Amanat / Pesan yang Disampaikan Puisi
Amanat yang dapat dibaca dari puisi ini antara lain:
- Manusia perlu menyadari posisinya dalam kehidupan, tetapi juga perlu bertanya, apakah ia mau terus menjadi wayang atau mulai menggerakkan dirinya sendiri.
- Puisi ini mengingatkan bahwa masyarakat sering menjadi penonton, bukan pelaku perubahan.

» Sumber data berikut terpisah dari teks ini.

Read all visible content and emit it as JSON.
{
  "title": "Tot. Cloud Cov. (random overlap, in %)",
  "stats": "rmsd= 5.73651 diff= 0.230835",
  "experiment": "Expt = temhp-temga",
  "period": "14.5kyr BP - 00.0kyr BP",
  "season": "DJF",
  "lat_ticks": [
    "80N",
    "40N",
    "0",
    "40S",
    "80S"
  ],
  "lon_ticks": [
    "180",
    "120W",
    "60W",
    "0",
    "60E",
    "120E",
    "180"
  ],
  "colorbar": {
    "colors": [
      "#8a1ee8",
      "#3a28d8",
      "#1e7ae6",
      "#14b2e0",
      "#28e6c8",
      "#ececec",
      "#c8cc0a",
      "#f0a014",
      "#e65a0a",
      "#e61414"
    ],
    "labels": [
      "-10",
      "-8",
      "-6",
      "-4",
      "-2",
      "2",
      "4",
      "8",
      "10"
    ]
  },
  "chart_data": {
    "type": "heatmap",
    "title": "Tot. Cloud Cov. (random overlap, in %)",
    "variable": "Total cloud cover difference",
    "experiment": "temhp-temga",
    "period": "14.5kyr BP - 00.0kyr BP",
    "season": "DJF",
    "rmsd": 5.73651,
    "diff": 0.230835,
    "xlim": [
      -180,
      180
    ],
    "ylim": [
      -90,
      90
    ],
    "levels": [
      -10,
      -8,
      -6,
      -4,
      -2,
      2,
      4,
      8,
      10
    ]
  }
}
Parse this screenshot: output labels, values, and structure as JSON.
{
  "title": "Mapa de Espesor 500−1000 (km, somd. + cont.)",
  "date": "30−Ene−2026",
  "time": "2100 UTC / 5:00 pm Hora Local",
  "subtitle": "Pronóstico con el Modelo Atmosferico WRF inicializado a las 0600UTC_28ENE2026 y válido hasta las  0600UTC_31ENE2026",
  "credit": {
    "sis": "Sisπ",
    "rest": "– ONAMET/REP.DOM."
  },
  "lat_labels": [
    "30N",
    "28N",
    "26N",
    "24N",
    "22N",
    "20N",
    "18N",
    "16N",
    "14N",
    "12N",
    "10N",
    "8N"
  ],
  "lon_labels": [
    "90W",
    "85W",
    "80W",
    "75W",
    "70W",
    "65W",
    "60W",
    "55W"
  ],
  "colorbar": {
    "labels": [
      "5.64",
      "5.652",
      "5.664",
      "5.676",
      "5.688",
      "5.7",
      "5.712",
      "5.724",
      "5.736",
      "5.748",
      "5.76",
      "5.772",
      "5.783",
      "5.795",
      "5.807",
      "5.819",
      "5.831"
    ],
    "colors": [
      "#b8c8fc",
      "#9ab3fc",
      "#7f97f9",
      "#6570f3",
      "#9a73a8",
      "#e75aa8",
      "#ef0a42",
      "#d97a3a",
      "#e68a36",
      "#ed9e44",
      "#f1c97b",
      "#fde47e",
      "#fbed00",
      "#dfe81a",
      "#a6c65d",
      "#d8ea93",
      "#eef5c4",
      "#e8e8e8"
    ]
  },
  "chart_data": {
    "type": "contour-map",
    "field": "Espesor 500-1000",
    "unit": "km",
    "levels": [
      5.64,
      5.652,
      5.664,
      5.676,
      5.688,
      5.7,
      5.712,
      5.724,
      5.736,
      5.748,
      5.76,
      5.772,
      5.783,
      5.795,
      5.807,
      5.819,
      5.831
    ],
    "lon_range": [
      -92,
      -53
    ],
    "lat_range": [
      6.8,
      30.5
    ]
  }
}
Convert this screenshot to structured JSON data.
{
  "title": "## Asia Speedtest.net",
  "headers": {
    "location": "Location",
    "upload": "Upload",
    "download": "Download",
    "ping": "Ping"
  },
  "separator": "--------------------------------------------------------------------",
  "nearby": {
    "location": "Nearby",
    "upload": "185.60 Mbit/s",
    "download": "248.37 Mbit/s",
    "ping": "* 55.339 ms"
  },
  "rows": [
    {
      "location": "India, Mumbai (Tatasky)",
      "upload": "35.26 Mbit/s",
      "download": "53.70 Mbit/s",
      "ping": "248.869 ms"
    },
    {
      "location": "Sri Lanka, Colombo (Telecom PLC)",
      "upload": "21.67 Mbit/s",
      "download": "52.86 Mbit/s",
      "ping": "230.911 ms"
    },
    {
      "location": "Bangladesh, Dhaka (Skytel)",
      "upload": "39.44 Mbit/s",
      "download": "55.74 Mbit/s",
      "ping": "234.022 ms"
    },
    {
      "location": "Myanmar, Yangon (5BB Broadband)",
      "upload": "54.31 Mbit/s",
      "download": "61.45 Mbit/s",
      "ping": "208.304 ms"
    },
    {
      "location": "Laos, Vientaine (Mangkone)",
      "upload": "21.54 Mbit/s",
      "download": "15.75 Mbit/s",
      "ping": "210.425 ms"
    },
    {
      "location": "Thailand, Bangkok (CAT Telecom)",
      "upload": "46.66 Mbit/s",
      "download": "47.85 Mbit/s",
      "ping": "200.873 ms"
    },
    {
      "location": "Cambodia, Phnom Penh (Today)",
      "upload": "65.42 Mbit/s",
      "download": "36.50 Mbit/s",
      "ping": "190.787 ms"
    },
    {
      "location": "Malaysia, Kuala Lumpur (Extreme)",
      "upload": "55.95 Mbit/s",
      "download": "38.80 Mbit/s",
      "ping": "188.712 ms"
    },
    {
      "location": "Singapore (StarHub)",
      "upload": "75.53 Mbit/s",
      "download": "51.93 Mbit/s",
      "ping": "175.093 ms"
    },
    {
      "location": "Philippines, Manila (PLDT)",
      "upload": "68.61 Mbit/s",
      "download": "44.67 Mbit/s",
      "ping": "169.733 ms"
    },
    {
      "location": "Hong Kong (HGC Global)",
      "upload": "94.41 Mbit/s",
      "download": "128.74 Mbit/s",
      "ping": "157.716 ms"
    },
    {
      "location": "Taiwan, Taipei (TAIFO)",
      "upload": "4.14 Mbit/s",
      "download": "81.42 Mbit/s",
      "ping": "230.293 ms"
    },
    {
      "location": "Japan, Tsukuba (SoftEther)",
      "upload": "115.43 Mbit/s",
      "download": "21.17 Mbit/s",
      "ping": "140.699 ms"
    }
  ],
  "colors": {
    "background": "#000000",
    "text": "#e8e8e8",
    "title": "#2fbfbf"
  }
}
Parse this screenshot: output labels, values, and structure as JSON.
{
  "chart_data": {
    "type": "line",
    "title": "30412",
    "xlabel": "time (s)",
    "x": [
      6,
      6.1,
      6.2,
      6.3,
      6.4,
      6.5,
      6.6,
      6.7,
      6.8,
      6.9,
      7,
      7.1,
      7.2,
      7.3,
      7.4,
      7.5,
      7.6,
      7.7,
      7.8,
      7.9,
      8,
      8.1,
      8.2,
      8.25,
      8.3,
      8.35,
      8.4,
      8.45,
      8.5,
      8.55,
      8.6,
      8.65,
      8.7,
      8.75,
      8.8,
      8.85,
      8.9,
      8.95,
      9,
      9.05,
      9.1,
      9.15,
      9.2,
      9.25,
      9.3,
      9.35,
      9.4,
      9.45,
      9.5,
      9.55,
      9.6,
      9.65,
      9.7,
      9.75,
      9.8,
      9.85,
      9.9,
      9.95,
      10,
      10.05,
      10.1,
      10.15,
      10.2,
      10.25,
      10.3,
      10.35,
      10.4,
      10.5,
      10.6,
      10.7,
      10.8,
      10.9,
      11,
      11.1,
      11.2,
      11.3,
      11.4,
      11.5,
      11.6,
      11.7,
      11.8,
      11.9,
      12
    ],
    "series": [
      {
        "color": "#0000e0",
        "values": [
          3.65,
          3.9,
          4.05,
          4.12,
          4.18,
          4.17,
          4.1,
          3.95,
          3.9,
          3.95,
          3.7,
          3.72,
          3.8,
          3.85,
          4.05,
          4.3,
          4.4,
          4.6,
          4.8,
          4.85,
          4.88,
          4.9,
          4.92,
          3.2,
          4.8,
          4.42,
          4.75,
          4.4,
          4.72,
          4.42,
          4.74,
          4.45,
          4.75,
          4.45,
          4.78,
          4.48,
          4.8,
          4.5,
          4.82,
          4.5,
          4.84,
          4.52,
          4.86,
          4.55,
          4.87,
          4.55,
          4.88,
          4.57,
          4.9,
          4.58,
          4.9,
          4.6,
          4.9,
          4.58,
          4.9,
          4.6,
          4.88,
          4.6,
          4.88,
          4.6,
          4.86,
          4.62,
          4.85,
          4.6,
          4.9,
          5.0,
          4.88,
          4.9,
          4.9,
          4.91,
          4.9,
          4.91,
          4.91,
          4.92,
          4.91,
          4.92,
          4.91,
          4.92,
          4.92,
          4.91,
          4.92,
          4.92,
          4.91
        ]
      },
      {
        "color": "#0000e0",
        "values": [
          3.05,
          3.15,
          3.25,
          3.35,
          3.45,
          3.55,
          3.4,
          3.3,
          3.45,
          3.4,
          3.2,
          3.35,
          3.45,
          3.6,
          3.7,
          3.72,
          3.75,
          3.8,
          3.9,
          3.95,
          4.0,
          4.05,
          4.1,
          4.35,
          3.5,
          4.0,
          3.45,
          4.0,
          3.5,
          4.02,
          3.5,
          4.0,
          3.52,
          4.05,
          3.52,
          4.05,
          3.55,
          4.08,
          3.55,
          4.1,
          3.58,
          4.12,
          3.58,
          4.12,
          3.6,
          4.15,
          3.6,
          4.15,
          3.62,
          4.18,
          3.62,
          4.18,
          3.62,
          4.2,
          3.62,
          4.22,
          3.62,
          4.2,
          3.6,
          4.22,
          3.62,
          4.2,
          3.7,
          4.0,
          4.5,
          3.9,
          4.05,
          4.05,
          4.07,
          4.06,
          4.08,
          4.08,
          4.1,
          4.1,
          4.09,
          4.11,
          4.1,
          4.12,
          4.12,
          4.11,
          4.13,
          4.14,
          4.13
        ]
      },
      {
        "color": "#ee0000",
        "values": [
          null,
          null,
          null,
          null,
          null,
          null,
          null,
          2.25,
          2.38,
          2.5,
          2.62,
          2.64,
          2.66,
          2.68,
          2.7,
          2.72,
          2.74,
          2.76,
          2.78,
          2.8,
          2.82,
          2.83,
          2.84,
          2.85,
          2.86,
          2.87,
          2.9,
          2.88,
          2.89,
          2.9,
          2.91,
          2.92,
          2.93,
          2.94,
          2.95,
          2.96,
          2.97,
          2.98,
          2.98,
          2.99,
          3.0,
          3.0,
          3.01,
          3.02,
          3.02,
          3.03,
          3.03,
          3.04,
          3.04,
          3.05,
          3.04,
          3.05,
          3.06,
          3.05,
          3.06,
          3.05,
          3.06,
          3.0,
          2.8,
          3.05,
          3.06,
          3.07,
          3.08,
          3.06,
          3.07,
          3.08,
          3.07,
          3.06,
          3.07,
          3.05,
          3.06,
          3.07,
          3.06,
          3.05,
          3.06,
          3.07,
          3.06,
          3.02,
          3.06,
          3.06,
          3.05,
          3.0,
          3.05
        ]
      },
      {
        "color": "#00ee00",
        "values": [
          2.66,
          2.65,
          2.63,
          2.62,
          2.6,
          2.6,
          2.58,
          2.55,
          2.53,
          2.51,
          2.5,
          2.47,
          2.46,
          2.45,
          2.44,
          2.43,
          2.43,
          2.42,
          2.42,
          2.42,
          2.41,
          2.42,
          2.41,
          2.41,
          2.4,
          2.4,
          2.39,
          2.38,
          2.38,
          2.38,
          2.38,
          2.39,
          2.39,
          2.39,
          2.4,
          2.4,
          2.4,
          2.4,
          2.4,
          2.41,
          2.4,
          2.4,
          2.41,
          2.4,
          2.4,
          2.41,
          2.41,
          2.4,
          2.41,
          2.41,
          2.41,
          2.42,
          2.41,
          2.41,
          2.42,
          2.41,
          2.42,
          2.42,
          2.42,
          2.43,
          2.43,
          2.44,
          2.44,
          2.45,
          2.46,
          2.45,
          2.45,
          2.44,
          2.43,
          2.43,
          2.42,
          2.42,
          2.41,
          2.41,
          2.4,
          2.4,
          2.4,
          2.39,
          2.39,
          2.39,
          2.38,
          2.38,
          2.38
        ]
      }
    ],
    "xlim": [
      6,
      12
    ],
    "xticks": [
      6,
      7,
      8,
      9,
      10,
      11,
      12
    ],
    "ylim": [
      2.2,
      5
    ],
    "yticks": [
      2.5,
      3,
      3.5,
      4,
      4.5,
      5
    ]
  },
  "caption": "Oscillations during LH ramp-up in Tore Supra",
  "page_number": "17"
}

Maka manusia seharusnya lebih peka, bukan hanya menertawakan atau menjadi bahan tontonan.
- Ada ajakan untuk menilai kembali kebebasan, kendali, dan makna hidup, serta merenungkan peran yang kita jalani: apakah itu pilihan atau paksaan.
Imaji
Puisi ini menghadirkan beberapa imaji yang kuat:
- Imaji wayang: “potongan kulit yang digerakkan” memberikan visualisasi sosok wayang kulit di tangan dalang.
- Imaji transformasi: “menjadi batu … semut … pohon” memunculkan gambaran tentang peran-peran yang diberikan tanpa pilihan.
- Imaji pertunjukan: “bapak-bapak ibu-ibu tertawakan” menggambarkan penonton yang menikmati adegan.
- Imaji penampungan: memberikan kesan tempat kembali setelah pertunjukan selesai, menimbulkan nuansa dingin dan tak personal.
Majas
Puisi ini menggunakan beberapa majas:
Metafora
- “Tuan dalang kehidupan” sebagai metafora takdir atau kekuatan yang mengatur manusia.
- “Aku hanya potongan kulit yang digerakkan” sebagai metafora manusia sebagai wayang.
Personifikasi
- Kehidupan dipersonifikasikan sebagai dalang yang menentukan peran manusia.
Repetisi
- Pengulangan “silakan” menegaskan kepasrahan serta ironi terhadap berbagai peran yang dapat diberikan.
Sarkas atau Satir
- Nada menyindir masyarakat yang “tertawakan” peran sang tokoh, seakan tragedi pun dianggap hiburan.
Puisi "Wayang Kehidupan" adalah cermin yang memantulkan kegelisahan manusia tentang posisinya di dunia: apakah ia makhluk bebas atau hanya wayang yang dipermainkan takdir? Dengan tema yang kuat, imaji yang tajam, dan majas yang memperkuat makna, karya Ervan Septiady ini mengajak pembaca untuk merenungkan kembali siapa sebenarnya yang memegang kendali dalam hidup kita—kita sendiri atau “tuan dalang kehidupan”.
Karya: Ervan Septiady
Biodata Ervan Septiady:
- Ervan Septiady, lahir di Sulingan, Kalimantan Selatan. Ia merupakan lulusan dari Universitas Lambung Mangkurat, Jurusan Pendidikan Sejarah. Ervan suka membaca dan akhir-akhir ini sering menghabiskan waktu luang membaca puisi, apalagi puisinya Cak Nun.